In general, EC2 has been moving away from Xen. The newer instance types already no longer supported PV; there are two higher-performance paravirtualized modes (PVH and PVHVM) that are preferred these days, and that NetBSD does not support. The newest machine types use a custom hypervisor based on KVM.

The way the PV change was rolled out highlighted another long-standing EC2 problem: instances would continue running until the server they ran on got rebooted, at which point they were migrated to a random machine. If the target machine had PV disabled, the VM simply did not come up again. I have had the same type of issue in the past, where your VM randomly landed on a “good” or a “bad” machine and did not come up on the bad one. There is no way (AFAIK) to constrain to a certain subset of servers, e.g. running a certain hypervisor version.

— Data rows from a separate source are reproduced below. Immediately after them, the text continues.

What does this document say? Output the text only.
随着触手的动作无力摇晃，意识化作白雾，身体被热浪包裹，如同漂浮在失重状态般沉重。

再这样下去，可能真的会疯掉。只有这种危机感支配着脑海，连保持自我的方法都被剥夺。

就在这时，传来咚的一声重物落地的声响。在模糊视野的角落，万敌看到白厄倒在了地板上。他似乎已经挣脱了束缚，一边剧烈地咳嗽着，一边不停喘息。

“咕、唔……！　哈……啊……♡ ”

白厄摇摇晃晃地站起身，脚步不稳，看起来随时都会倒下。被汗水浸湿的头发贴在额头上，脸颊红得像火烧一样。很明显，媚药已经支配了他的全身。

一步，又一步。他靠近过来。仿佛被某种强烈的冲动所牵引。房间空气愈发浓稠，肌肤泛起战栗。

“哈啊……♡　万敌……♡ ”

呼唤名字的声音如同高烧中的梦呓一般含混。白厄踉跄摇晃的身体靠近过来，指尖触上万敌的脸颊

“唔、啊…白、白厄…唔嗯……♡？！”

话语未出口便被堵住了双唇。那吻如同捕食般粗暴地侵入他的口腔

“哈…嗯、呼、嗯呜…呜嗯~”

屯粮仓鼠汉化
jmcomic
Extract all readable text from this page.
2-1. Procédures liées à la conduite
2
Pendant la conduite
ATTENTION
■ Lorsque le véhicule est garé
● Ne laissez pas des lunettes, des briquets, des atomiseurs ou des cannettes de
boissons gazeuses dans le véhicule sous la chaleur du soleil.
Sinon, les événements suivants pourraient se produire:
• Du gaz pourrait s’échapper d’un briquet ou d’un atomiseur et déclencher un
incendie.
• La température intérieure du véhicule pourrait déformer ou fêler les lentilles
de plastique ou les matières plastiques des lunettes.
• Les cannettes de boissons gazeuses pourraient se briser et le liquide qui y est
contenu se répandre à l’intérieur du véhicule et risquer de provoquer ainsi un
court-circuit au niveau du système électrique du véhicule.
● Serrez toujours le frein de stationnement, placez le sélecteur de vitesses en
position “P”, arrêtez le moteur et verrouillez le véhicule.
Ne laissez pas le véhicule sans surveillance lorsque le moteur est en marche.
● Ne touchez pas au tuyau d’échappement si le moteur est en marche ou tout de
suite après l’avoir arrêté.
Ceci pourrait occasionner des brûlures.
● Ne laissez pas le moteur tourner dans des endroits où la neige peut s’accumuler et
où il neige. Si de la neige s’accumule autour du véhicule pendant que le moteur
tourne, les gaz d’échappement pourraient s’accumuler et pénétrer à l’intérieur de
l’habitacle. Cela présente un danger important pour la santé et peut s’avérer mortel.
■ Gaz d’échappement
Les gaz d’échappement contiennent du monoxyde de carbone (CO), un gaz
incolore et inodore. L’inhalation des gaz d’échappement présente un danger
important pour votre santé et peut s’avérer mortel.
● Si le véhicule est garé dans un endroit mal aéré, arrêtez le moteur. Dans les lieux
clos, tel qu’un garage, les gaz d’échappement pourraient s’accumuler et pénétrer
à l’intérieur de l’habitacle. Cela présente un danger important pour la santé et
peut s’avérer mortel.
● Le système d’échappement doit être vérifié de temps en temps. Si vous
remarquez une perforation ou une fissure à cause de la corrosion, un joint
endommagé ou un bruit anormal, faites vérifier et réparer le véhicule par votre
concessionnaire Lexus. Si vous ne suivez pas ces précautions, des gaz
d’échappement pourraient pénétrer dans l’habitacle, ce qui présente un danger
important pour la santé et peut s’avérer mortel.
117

Also, of course, there was no warning or announcement, just that VMs stopped working all of a sudden. A bunch of people were completely caught by surprise when their service became unavailable. I hope you have monitoring!?

The Alternative

Which brings me to where I did take my workloads: Google Cloud Platform.

(This has nothing to do whatsoever with who my employer is. I pay for my GCP usage with my own money.)

These days, NetBSD (8+) runs great on Google Compute Engine. There is a script (that I created) to stage instances at https://github.com/google/netbsd-gce, though there are no official NetBSD images around. My S3 usage works equally well using Google Cloud Storage. And I have always been a fan of App Engine, particularly because of its great Go support. https://bulktracker.appspot.com/ runs on App Engine.

Conclusion

My general impression is: Features are roughly on par, prices on GCP are a bit cheaper, and the Google Cloud SDK and command-line tools are better. So rather than let old, unusable VM images continue to rot and pay Amazon 2$ a month for that bit of storage, I let go of that AWS account. Bye, Amazon.